”‘Language changes,’ good one, Miss!” - this is what a Year 9 student of mine casually laughed three years ago.
One of his classmates had commented on Shakespeare’s language in Romeo and Juliet and I’d explained that, well, language changes. The student quoted above thought I was making a joke.
At the time, it didn’t really strike me as odd, but over the past three years, I’ve had more and more encounters of a similar nature: so many students believe that the world is ‘fixed’.
We all know about fixed mindsets, but this was the first time I’d really considered that some students see the world and the subjects we teach as fixed, unchanging. So often, I’ve seen students who seem to think that they are passive parts of the world, with no place to act or influence it.
Across my own time at school, the country welcomed in New Labour, the world welcomed a new millennium and everything and anything seemed possible. We were taught that the world and the future were ours to be shaped and formed into whatever we wanted them to be.
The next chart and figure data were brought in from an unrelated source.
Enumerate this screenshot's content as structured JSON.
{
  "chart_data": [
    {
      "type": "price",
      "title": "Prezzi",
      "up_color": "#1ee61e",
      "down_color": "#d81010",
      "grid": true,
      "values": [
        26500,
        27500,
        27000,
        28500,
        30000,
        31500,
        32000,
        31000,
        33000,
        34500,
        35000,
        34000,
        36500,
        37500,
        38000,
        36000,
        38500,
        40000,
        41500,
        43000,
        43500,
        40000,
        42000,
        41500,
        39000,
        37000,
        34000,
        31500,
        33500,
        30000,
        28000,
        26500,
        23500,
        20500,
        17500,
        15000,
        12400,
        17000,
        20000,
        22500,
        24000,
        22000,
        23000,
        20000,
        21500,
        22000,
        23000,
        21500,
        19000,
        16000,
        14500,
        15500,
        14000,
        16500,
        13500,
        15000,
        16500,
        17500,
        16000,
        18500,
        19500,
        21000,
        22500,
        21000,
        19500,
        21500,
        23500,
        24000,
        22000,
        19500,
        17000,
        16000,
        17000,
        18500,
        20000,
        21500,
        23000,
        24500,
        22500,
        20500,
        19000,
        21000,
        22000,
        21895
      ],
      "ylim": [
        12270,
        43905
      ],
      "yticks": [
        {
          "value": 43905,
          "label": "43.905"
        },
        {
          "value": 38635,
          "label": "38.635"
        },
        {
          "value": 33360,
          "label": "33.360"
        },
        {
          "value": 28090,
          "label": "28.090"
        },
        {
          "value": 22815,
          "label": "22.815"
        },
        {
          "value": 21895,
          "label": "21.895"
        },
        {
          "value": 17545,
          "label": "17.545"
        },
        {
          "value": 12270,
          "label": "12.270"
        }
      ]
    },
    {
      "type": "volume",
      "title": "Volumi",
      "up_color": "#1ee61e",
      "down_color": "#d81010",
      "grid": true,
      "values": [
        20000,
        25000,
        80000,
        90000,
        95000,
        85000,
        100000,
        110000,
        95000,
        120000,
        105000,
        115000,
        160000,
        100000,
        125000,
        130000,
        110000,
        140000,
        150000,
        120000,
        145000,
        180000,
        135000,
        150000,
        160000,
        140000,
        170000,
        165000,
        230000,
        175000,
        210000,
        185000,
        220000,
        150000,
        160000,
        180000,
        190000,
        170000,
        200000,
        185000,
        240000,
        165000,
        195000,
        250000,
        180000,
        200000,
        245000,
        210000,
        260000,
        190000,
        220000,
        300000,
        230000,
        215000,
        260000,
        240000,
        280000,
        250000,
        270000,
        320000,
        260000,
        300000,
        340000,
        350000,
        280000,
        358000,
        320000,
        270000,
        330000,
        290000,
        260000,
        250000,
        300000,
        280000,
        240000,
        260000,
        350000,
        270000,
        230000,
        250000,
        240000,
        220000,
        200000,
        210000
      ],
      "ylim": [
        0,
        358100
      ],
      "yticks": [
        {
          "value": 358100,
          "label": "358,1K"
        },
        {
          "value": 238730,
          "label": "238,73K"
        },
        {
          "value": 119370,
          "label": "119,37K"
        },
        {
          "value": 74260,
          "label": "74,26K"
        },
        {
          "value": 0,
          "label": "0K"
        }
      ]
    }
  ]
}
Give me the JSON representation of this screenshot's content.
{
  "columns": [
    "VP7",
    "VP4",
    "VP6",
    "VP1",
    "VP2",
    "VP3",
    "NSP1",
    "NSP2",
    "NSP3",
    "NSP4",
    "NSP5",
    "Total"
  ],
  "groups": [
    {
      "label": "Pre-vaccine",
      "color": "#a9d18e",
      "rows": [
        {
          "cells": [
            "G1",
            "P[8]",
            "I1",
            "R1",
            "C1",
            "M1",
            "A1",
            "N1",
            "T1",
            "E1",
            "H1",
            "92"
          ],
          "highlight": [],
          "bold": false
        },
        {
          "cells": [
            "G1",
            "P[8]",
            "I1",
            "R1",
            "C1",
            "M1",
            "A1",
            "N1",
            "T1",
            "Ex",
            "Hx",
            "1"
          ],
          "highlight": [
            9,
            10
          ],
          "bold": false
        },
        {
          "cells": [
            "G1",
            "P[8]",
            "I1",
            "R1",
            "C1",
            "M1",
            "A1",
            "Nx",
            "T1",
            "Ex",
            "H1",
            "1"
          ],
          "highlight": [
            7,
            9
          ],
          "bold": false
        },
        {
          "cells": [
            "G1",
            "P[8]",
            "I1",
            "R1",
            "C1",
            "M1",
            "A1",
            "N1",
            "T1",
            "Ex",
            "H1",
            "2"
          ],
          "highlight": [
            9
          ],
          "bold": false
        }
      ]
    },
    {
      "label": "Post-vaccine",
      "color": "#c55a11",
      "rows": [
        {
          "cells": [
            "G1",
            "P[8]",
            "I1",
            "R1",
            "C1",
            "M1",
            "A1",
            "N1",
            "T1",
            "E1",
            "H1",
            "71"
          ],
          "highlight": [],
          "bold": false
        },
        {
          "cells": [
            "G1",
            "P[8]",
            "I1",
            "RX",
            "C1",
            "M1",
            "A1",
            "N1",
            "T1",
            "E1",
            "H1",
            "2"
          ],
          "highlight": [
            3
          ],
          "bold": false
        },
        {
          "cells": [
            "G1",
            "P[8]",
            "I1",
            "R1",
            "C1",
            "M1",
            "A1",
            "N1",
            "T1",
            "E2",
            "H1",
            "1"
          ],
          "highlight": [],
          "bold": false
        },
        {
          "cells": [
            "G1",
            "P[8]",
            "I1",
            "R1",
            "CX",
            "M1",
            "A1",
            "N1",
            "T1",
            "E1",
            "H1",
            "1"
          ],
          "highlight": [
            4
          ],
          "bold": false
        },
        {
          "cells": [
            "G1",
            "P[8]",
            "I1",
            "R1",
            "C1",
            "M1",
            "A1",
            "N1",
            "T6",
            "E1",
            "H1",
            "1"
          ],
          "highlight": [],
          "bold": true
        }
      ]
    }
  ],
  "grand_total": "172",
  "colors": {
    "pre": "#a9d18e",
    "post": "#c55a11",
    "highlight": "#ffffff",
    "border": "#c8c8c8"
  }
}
The BBC’s Tomorrow’s World told us of brilliant new technologies coming into our homes, we all knew someone who’d built their own computer and the magazines we read featured real teens. We - young people - were not only part of the world, but could change and influence the world, and education (education, education!) was going to be our way to reach influential positions and places.
Unreal comparisons to reality TV
Contrast that with today: reality TV shows us lavish lifestyles most of us will never experience, technological development is advanced way beyond the accessibility of most teenage bedrooms and, post-recession, we are fed a narrative of how things ‘used to be better’. In our classrooms, the new GCSE specs contain a much heavier curriculum than we’ve had before and measurable progress is demanded through increasingly regular assessments and data.
Is it any wonder that our students feel isolated from the wider world? What place can they possibly have in a world of Silicon Valley techies and enhanced, augmented beauties on magazine covers?
Belief that one can change the world has to come from those around us - raising children in school cultures that celebrate ideas, initiative and innovation has to be a priority.
But it doesn’t seem like it is.
I wonder how much our politicians, sat in their plush offices surrounded largely by Oxbridge graduate civil servants and public school alumni, understand what it means for a young person to feel they have no place in the world, to feel a complete lack of agency.
It makes me angry that initiatives to encourage community links, independent thought and enrichment - things vital to empowering students - are so often hampered by strapped school budgets and teacher exhaustion. Even new centrally led initiatives all too quickly become token gesture which result in students knowing definitions of skills (resilient, risk, rigour) and how to develop them, but not actually being given the time or opportunity to developing them.
If we want our students to be well-rounded young people instead of well-qualified job candidates, we have to stop pushing the world onto them and start enabling them to have a part in it.
“Language changes” may have seemed a joke to that Year 9, but the students’ view that the world is fixed and beyond their influence is far from it. If we don’t start empowering young people, what kind of world will we leave to them and who will pick up the pieces when they don’t know - or don’t believe they know - what to do with it?